Northwestern University
Company Website
Full Time
Closes: 1 July 2023
Applications have closed
HPC Lead Systems Engineer

This leadership role on Northwestern’s Research Computing Infrastructure (RCI) team supports researchers using Northwestern’s High-Performance Computing (HPC) infrastructure, a suite of resources that includes Quest, an HPC system with more than 50,000 cores, used by Northwestern researchers to make cutting-edge discoveries through computational research and data science.

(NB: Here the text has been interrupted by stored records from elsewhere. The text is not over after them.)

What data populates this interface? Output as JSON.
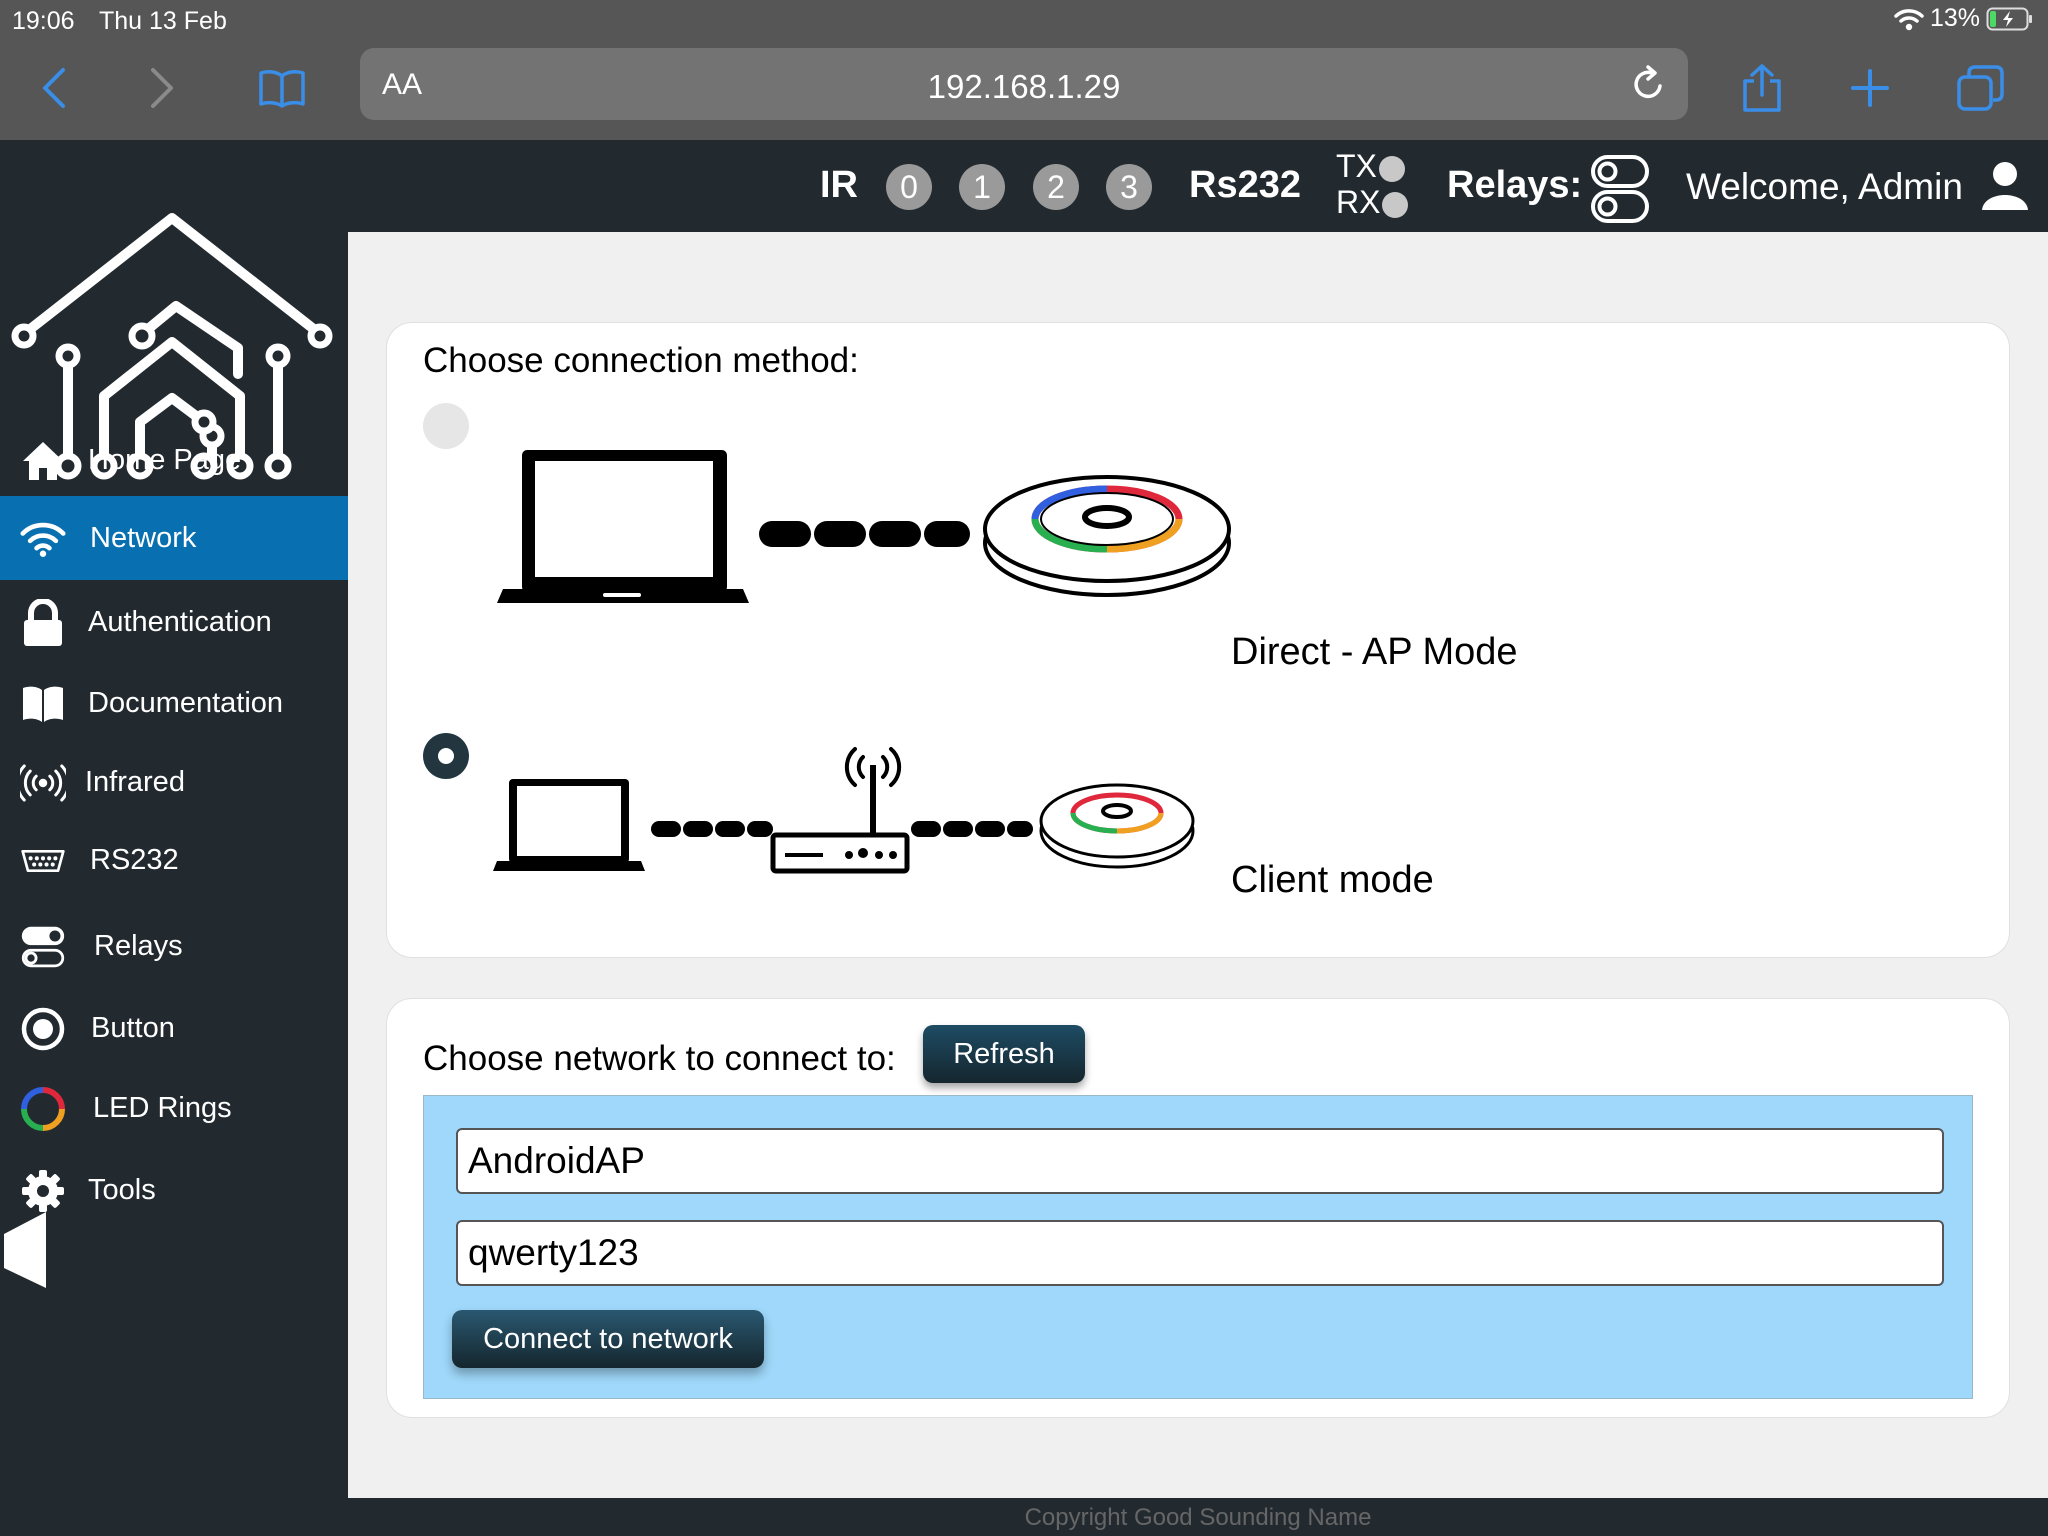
{
  "statusbar": {
    "time": "19:06",
    "date": "Thu 13 Feb",
    "battery": "13%"
  },
  "browser": {
    "text_size": "AA",
    "url": "192.168.1.29"
  },
  "header": {
    "ir_label": "IR",
    "ir_channels": [
      "0",
      "1",
      "2",
      "3"
    ],
    "rs232_label": "Rs232",
    "tx_label": "TX",
    "rx_label": "RX",
    "relays_label": "Relays:",
    "welcome": "Welcome, Admin"
  },
  "sidebar": {
    "items": [
      {
        "label": "Home Page",
        "icon": "home-icon"
      },
      {
        "label": "Network",
        "icon": "wifi-icon",
        "active": true
      },
      {
        "label": "Authentication",
        "icon": "lock-icon"
      },
      {
        "label": "Documentation",
        "icon": "book-icon"
      },
      {
        "label": "Infrared",
        "icon": "infrared-icon"
      },
      {
        "label": "RS232",
        "icon": "serial-port-icon"
      },
      {
        "label": "Relays",
        "icon": "toggle-icon"
      },
      {
        "label": "Button",
        "icon": "button-icon"
      },
      {
        "label": "LED Rings",
        "icon": "color-ring-icon"
      },
      {
        "label": "Tools",
        "icon": "gear-icon"
      }
    ]
  },
  "connection": {
    "title": "Choose connection method:",
    "options": [
      {
        "label": "Direct - AP Mode",
        "selected": false
      },
      {
        "label": "Client mode",
        "selected": true
      }
    ]
  },
  "network": {
    "title": "Choose network to connect to:",
    "refresh_label": "Refresh",
    "ssid_value": "AndroidAP",
    "password_value": "qwerty123",
    "connect_label": "Connect to network"
  },
  "footer": {
    "text": "Copyright Good Sounding Name"
  },
  "colors": {
    "accent": "#0870b0",
    "sidebar": "#222a30",
    "panel": "#9fd8fa",
    "browser_chrome": "#565656",
    "ios_blue": "#3a8ee8"
  }
}
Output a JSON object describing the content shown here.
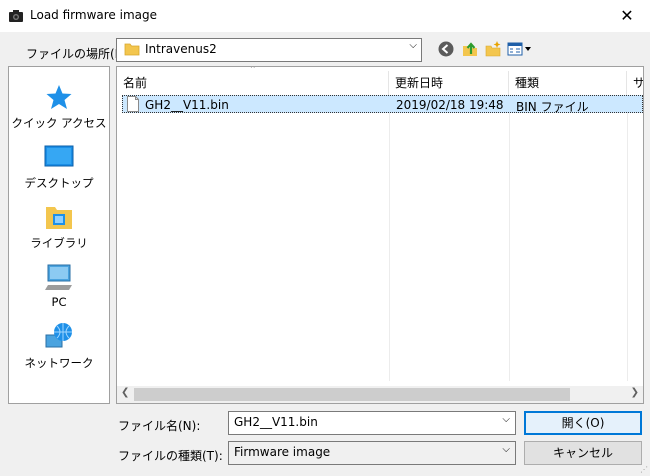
{
  "window": {
    "title": "Load firmware image",
    "close_glyph": "✕",
    "icon": "camera-icon"
  },
  "location": {
    "label": "ファイルの場所(I):",
    "value": "Intravenus2"
  },
  "toolbar": {
    "icons": [
      "back-icon",
      "up-folder-icon",
      "new-folder-icon",
      "view-menu-icon"
    ]
  },
  "sidebar": {
    "items": [
      {
        "label": "クイック アクセス",
        "icon": "star-icon"
      },
      {
        "label": "デスクトップ",
        "icon": "desktop-icon"
      },
      {
        "label": "ライブラリ",
        "icon": "library-icon"
      },
      {
        "label": "PC",
        "icon": "pc-icon"
      },
      {
        "label": "ネットワーク",
        "icon": "network-icon"
      }
    ]
  },
  "filelist": {
    "columns": [
      "名前",
      "更新日時",
      "種類",
      "サ"
    ],
    "rows": [
      {
        "name": "GH2__V11.bin",
        "modified": "2019/02/18 19:48",
        "type": "BIN ファイル"
      }
    ]
  },
  "filename": {
    "label": "ファイル名(N):",
    "value": "GH2__V11.bin"
  },
  "filetype": {
    "label": "ファイルの種類(T):",
    "value": "Firmware image"
  },
  "buttons": {
    "open": "開く(O)",
    "cancel": "キャンセル"
  }
}
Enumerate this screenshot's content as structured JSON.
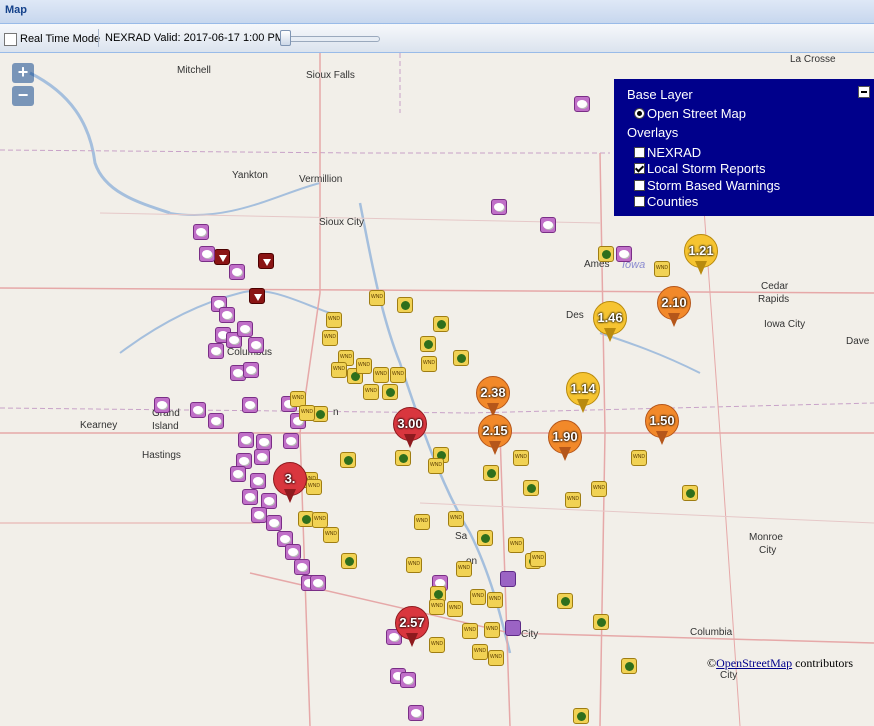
{
  "panel": {
    "title": "Map"
  },
  "toolbar": {
    "realtime_label": "Real Time Mode",
    "realtime_checked": false,
    "nexrad_label": "NEXRAD Valid: 2017-06-17 1:00 PM"
  },
  "zoom": {
    "in_label": "+",
    "out_label": "−"
  },
  "layer_switcher": {
    "base_header": "Base Layer",
    "base_layers": [
      {
        "label": "Open Street Map",
        "selected": true
      }
    ],
    "overlay_header": "Overlays",
    "overlays": [
      {
        "label": "NEXRAD",
        "checked": false
      },
      {
        "label": "Local Storm Reports",
        "checked": true
      },
      {
        "label": "Storm Based Warnings",
        "checked": false
      },
      {
        "label": "Counties",
        "checked": false
      }
    ]
  },
  "places": {
    "mitchell": "Mitchell",
    "sioux_falls": "Sioux Falls",
    "la_crosse": "La Crosse",
    "yankton": "Yankton",
    "vermillion": "Vermillion",
    "sioux_city": "Sioux City",
    "ames": "Ames",
    "iowa": "Iowa",
    "cedar_rapids_1": "Cedar",
    "cedar_rapids_2": "Rapids",
    "iowa_city": "Iowa City",
    "des_moines": "Des",
    "davenport": "Dave",
    "columbus": "Columbus",
    "kearney": "Kearney",
    "grand_1": "Grand",
    "grand_2": "Island",
    "hastings": "Hastings",
    "lincoln_fragment": "n",
    "omaha_fragment": "a",
    "monroe_1": "Monroe",
    "monroe_2": "City",
    "columbia": "Columbia",
    "kc_fragment": "City",
    "jc_fragment": "City",
    "st_joseph_fragment": "Sa",
    "atchison_fragment": "on"
  },
  "rainfall_labels": [
    "1.21",
    "2.10",
    "1.46",
    "2.38",
    "1.14",
    "3.00",
    "2.15",
    "1.90",
    "1.50",
    "3.",
    "2.57"
  ],
  "colors": {
    "rain_high": "#d9363e",
    "rain_mid": "#f2892a",
    "rain_low": "#f6c431",
    "layer_bg": "#00008b",
    "hail": "#c070c8",
    "wind": "#f1d254",
    "tornado": "#8a1414"
  },
  "attribution": {
    "prefix": "©",
    "link": "OpenStreetMap",
    "suffix": " contributors"
  }
}
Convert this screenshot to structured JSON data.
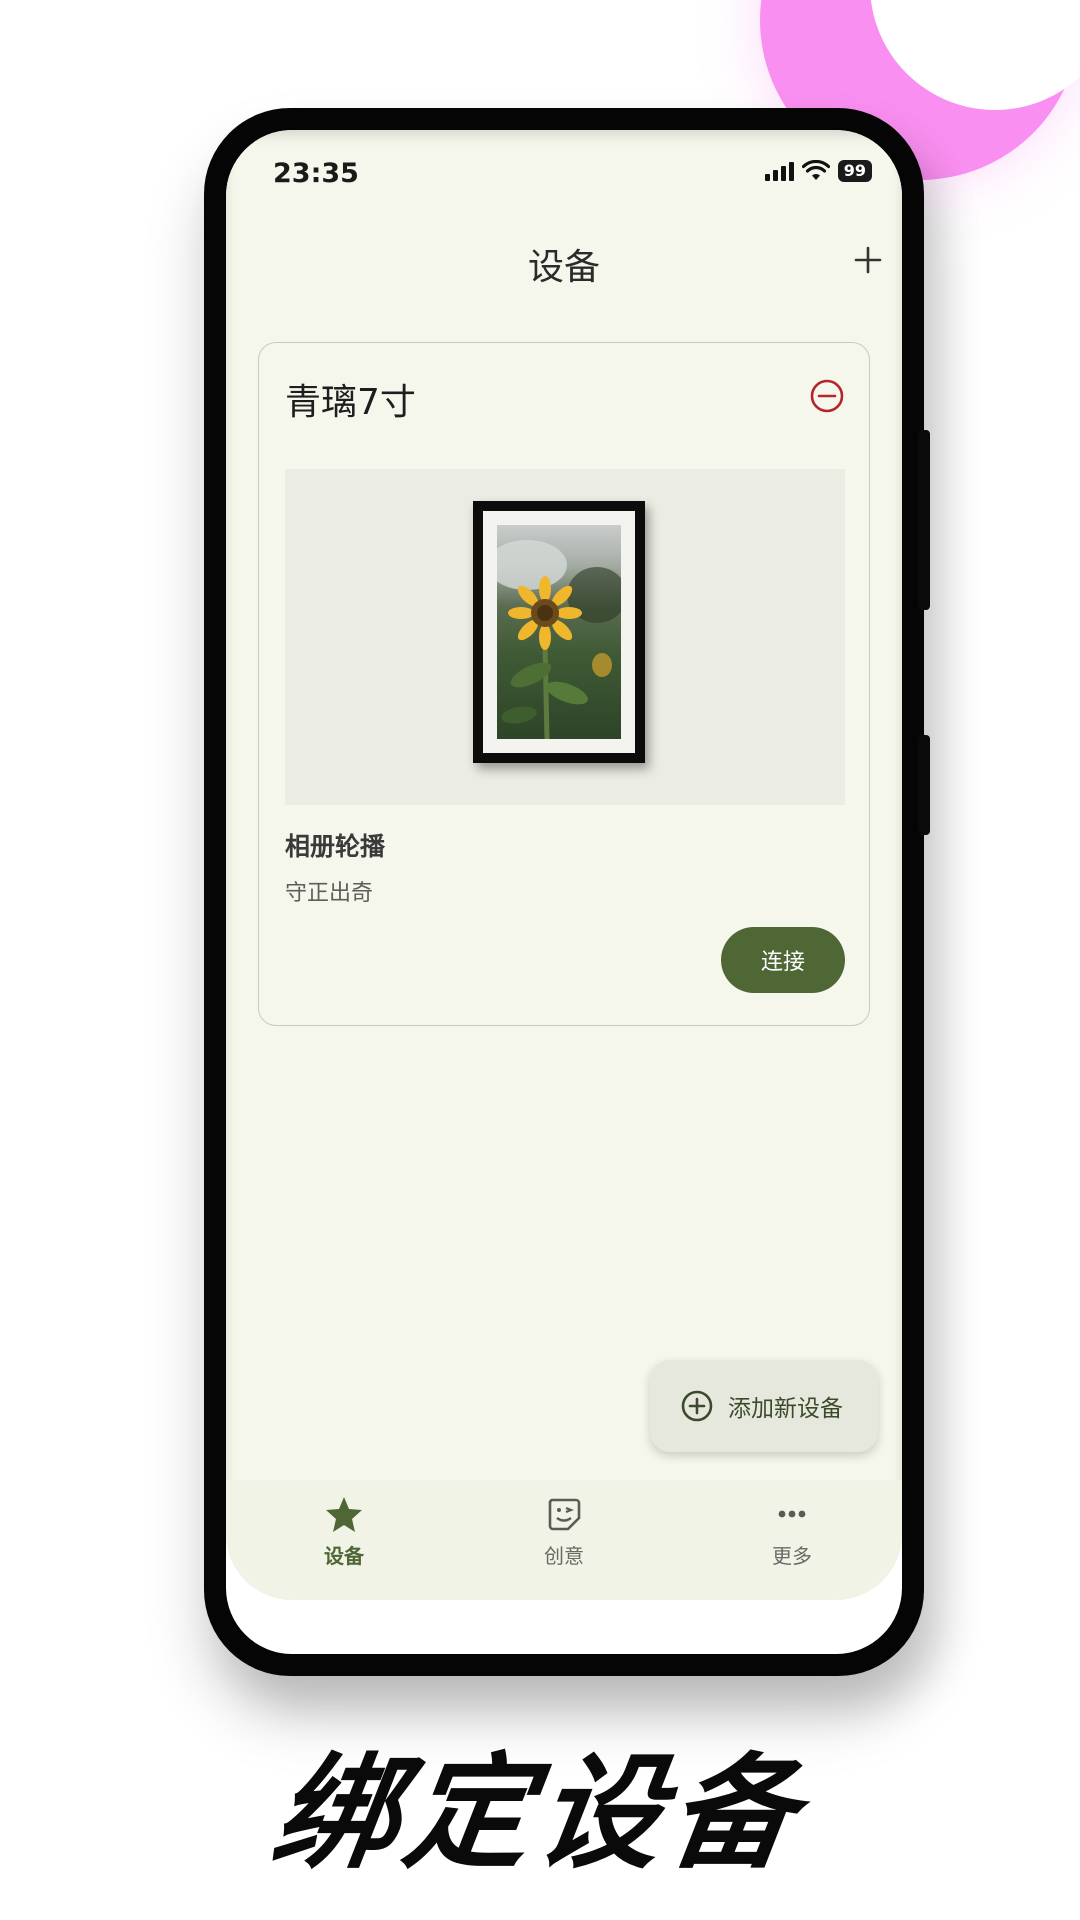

The hiring manager for this position is a member of WHPC.  Please feel free to contact me directly with any questions at <janna dot nugent at northwestern dot edu>.

HPC Lead Systems Engineer

As Lead HPC Systems Engineer, you will actively support Northwestern’s HPC systems while leading the RCI team in best practices for developing, implementing, maintaining, and securing HPC cluster systems and solutions for computational research requirements, including AI/ML and data science.  As a Lead member of the RCI team, you will work closely with your teammates and the Research Computing Services team to develop a long-term strategy for the evolving Northwestern research enterprise.

Specific Responsibilities:

  • Leads implementation of best practices for HPC design, operations, automation, maintenance and security
  • Leads developing technical skills of RCI team members including mentoring, instructing, directing, documenting, and coaching
  • Leads troubleshooting and diagnostics
  • Oversees the installation, maintenance, configuration, and integrity of Northwestern’s research infrastructure
  • Develops strong working relationships with our stakeholders and partners, prioritizing excellent customer service
  • Continually develops technical skills to meet the evolving needs of research computing, both through independent learning and attending conferences and workshops
  • Owns relationships with partners who provide technical expertise for specific engagements, developing effective working relationships and overseeing their work

This role offers a hybrid work schedule (currently 2 days on prem each week), and takes part in regular 24/7 on-call HPC support rotations.